Discuss what the values mean and potential factors affecting the relationship.


In [None]:

# Scatter plot between Air Quality and Water Pollution
x = 'Air Quality'
y = 'Water Pollution'

plt.figure(figsize=(7,5))
plt.scatter(df[x], df[y], s=50, alpha=0.6, marker='D', edgecolor='black')
plt.title('Scatter: Water Pollution vs Air Quality')
plt.xlabel('Air Quality (index units)')
plt.ylabel('Water Pollution (index units)')
plt.grid(True, linestyle=':', alpha=0.6)
plt.show()

# Compute Pearson and Spearman correlations (drop NA pairwise)
pair_df = df[[x,y]].dropna()
pearson_r, pearson_p = stats.pearsonr(pair_df[x], pair_df[y])
spearman_r, spearman_p = stats.spearmanr(pair_df[x], pair_df[y])

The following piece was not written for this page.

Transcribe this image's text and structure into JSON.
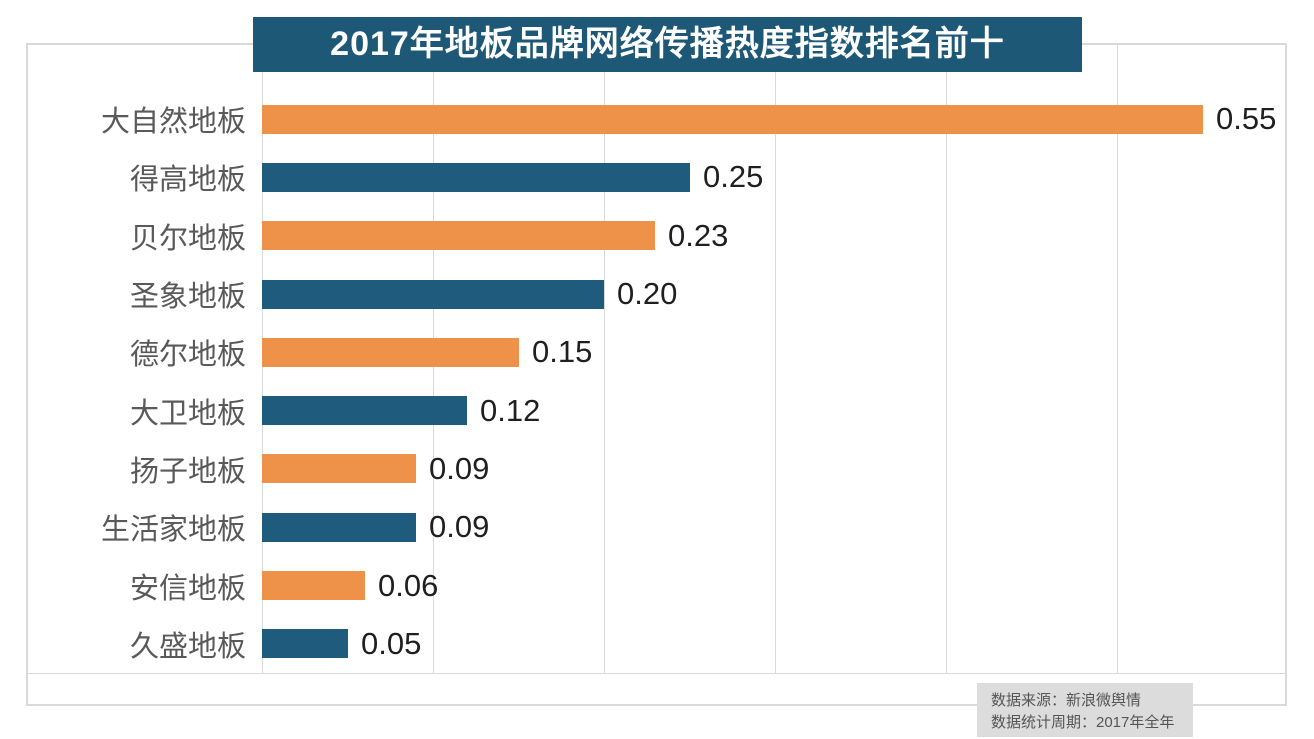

print(f"Pearson correlation: r = {pearson_r:.3f}, p-value = {pearson_p:.3g}")
print(f"Spearman correlation: rho = {spearman_r:.3f}, p-value = {spearman_p:.3g}")


**Discussion (fill in):**
- Interpret strength and direction of correlation values.
- Do the correlations make sense given the scatter plot?
- Suggest real-world reasons why Air Quality and Water Pollution could be associated or independent.


---
## 4. Dependence / Independence

We compute two measures of dependence (Pearson and Spearman as above). Additionally, present a short discussion on possible confounders and data collection issues that could influence the observed relationship.

Replace the placeholder text below with your analysis.


**Potential factors influencing dependence/independence (examples you can adapt):**

- Geographic clustering: cities in the same region may have similar pollution profiles.
- Industrial activity: regions with heavy industry likely higher in both air and water pollution.
- Measurement methods and time differences: if measurements taken in different years or with different protocols, apparent association may be biased.
- Socioeconomic factors: wealthier cities may have lower pollution levels.


---
## 5. Presentation Checklist

- Ensure all code cells have preceding Markdown explaining purpose.
- All required outputs are printed and rounded to three decimals.
- All plots have titles, axis labels, units, and changed plotting parameters.
- Export the notebook to PDF (Webpdf) and confirm visuals are legible in the PDF.


---
## 6. Group Work Assessment Survey

Each team member must complete the peer-evaluation survey provided by the instructor. Ensure every member submits it separately.